У Нагавкина в чайной мы теперь постоянно спорим об этом. Нагавкин – коренной наш чернослободский мещанин; нагавкали на человека, и стал Нагавкин: жулик и жулик. Каждый день приходят в чайную ораторы и разбирают, кто буржуй и кто пролетарий. Вот однажды Нагавкин такой вопрос задает ораторам:
– Товарищи ораторы! Посредника торговли как считать, буржуй он или пролетарий?
– Посредник – буржуй, – сказали ораторы.
– Всякий посредник?
– Буржуй!
– И тот, что на своем пупе два яблока и три коробки спичек носит, тоже буржуй?
– Буржуй!
Подумал немного Нагавкин и вынимает из кармана всю свою канцелярию, показывает квитанции о своем кожевенном заводике: нефтяной двигатель заложен, сырые материалы заложены, кожи заложены, стены заложены. Потом квитанции о доме: все заложено, и с мебелью. И чайная заложена с чайниками и стаканами.
– Жена только не заложена, – сказал Нагавкин. – Ну, как же, товарищи, разобрали, кто я такой?
И вот получилось, что у человека – завод кожевенный, дом собственный, в доме чайная… А товарищи не могут решить, кто такой этот, буржуй или пролетарий?
– Жулик, и все тут, и голову ломать незачем, – сказали бывшие в чайной мужики.
Не обиделся Нагавкин – за что обижаться? – с этим рос: жулик и жулик, а все-таки и без ответа этих алчных, как он думал, людей не оставил.
– Товарищи мужички, – говорит, – время наше такое – вроде как Страшный Суд – душу как-нибудь надо спасать, не хочу на тот свет предстать жуликом. Принимайте у меня завод, будем кожи выделывать, и все, чтобы у нас общее было, а кто что заработает, тот то и понесет.

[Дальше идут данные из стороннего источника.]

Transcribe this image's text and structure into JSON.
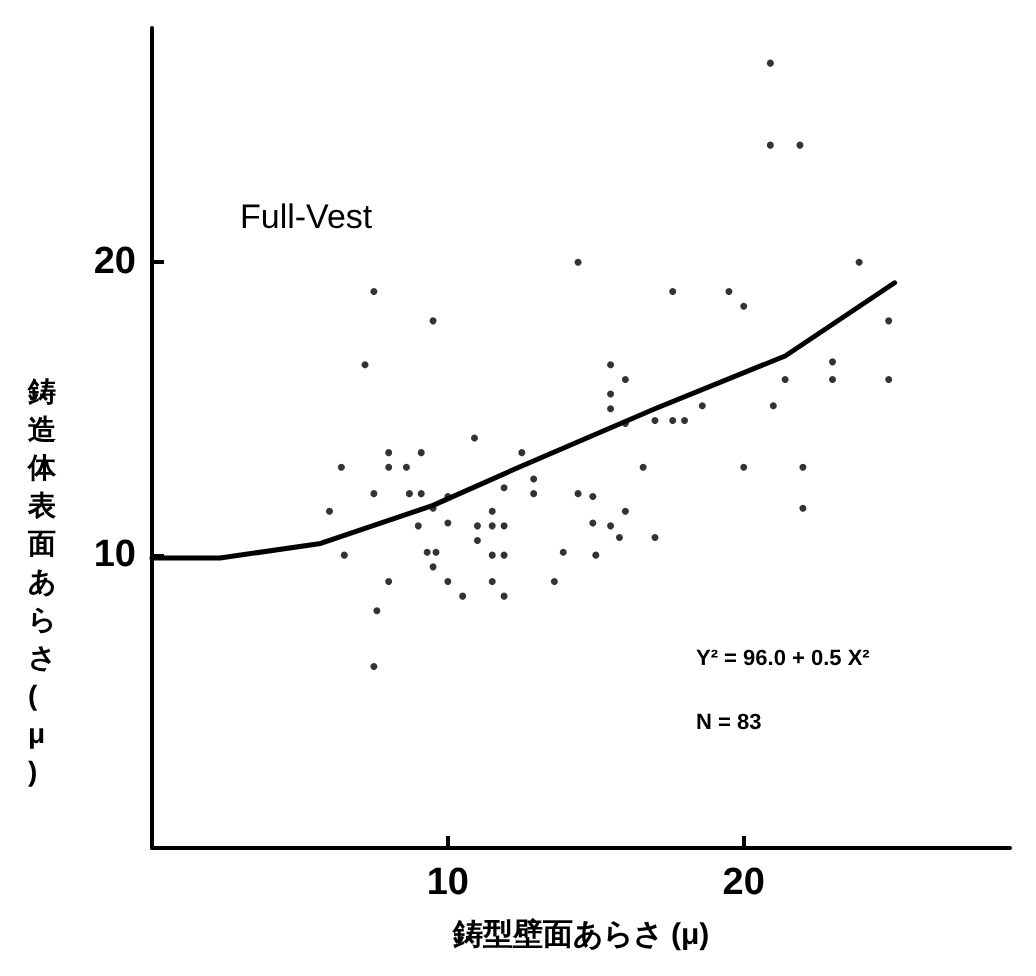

Наговорил им короб, два, тридцать коробов наговорил.
– Давай, – говорят, – чернильницу, бумагу, счеты!
Сидит Нагавкин за столом, бумага, чернильница, счеты, голову ломает, душу спасает. А вокруг бородатые на пальцах выкладывают, проверяют. Скоро ли мужик на пальцах мещанина проверит!
– Товарищи, – обижается Нагавкин, – я к вам всею душой, а вы мне будто не доверяете…
– Доверяем! – кричат.
Наслушались ораторов и то же себе:
– Доверяем постольку, поскольку ты нам доверяешь.
– Ладно, – говорит Нагавкин, – материалы все теперь учли: сорок тысяч, согласны?
– Согласны!
– А жалованье сами назначайте.
Тут спор, тут шум, тут галдеж:
Согласились. Стали считать, сколько в году рабочих дней и сколько праздников. Царские дни, конечно, выкинули, зато маленьких святых всех учли. Всего двести дней рабочих вышло в новой республике, а праздников сто шестьдесят пять.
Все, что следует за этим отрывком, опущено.